Wolfgang Beltracchi, 2018
Der Philosoph
Handschrift: Johannes Vermeer, 1670, Delft
Öl auf Leinwand, 48 x 42 cm

»Spinoza war der originellste und radikalste Philosoph seiner Zeit. Seine Ablehnung des schicksalsleitenden Gottes der abra-hamitischen Religionen, seine Leugnung der Möglichkeit von Wundern, seine Behauptung, dass die Bibel nur ein literarisches Werk sei, und seine Anklage, die großen organisierten Religionen seien lediglich organisierter Aberglaube, führten zu Verur-teilungen durch kirchliche und zivile Autoritäten, wobei der Begriff „Spinozismus“ in ihrer Vorstellung gleichbedeutend mit „Atheismus“ wurde. Von allen Denkern der frühen Neuzeit ist Spinoza für uns heute der bedeutendste. Seine Argumente für eine demokratische, säkulare und tolerante Gesellschaft sind jetzt ebenso wichtig wie im Europa des 17. Jahrhunderts. Es gibt keinen Beweis dafür, dass Spinoza und Vermeer sich jemals getroffen haben, doch ihre Wege hätten sich in Den Haag kreuzen können, wo der inzwischen berüchtigte Spinoza um 1670 lebte und wo sich Vermeer, der in Delft lebte, gelegentlich zu Geschäften aufhielt. «

Professor Steven Nadler, University of Wisconsin–Madison

Baruch de Spinoza verdiente seinen Lebensunterhalt als Linsenschleifer.
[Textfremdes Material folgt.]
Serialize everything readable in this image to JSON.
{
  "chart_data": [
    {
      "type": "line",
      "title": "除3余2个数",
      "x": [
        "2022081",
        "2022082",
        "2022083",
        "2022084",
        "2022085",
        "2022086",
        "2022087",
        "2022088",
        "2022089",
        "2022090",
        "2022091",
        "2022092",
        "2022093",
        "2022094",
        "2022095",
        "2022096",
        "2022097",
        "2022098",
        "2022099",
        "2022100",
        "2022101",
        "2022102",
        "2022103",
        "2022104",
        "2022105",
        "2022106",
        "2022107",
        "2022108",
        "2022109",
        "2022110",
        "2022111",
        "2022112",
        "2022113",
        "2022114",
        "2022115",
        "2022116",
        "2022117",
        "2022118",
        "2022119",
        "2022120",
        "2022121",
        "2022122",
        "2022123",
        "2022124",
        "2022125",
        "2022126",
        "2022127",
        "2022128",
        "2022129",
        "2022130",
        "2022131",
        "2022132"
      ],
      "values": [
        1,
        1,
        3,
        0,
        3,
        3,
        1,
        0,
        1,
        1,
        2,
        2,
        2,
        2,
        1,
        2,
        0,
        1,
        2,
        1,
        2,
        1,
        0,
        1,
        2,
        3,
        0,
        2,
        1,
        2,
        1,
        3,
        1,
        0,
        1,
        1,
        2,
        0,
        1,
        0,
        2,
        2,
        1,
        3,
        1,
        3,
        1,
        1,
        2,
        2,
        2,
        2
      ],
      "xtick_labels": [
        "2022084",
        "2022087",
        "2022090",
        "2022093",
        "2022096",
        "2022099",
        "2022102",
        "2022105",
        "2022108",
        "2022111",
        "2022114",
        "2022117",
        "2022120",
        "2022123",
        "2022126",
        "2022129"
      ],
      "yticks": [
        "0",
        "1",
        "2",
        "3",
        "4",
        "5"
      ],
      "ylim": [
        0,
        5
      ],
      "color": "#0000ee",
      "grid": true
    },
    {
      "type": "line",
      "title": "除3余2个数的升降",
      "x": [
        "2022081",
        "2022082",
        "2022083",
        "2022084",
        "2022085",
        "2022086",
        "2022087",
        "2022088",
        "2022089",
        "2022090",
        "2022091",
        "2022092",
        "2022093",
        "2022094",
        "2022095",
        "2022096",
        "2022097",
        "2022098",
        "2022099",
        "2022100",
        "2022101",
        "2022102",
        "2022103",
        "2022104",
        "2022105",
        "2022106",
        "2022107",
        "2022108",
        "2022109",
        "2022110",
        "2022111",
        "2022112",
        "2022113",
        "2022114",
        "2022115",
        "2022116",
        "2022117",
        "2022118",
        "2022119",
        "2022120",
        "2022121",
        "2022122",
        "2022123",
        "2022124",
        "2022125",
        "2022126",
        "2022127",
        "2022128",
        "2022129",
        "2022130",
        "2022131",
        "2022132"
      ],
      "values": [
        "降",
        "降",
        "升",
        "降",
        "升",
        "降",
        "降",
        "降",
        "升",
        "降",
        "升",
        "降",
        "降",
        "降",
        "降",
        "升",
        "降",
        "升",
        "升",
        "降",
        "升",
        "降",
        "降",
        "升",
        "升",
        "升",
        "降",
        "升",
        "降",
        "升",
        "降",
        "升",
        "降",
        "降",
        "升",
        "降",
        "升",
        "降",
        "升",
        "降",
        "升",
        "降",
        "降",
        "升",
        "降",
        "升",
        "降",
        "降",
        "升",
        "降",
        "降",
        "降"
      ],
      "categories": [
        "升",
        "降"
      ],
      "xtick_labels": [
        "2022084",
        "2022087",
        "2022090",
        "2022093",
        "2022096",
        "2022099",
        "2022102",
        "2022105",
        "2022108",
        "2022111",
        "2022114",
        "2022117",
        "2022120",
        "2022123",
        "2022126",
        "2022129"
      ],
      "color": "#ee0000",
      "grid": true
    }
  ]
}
Wie Vermeer war er mit dem Naturwissenschaftler van Leeuwenhoek bekannt, der ein Mikroskop und andere optische Geräte entwickelte. Vermeer benutzte wahrscheinlich optische Hilfsmittel, zur Arbeit an seinen Gemälden. Beltracchi greift für den „Philosophen“ auf den Eindruck der Camera obscura zurück und ergänzt mit seinem Gemälde Vermeers Bilderpaar des „Astronomen“ und des „Geographen“ um einen dritten Wissenschaftler. Dieser will zwar statt der äußeren die innere Welt vermessen, ist dabei jedoch nicht weniger auf genaues Sehen und präzises Denken angewiesen. Im 17. Jahrhundert erlebten die Niederlande im sogenannten Goldenen Zeitalter eine beispiellose kulturelle Blüte in Wirtschaft und Kunst, aber auch in der Wissenschaft.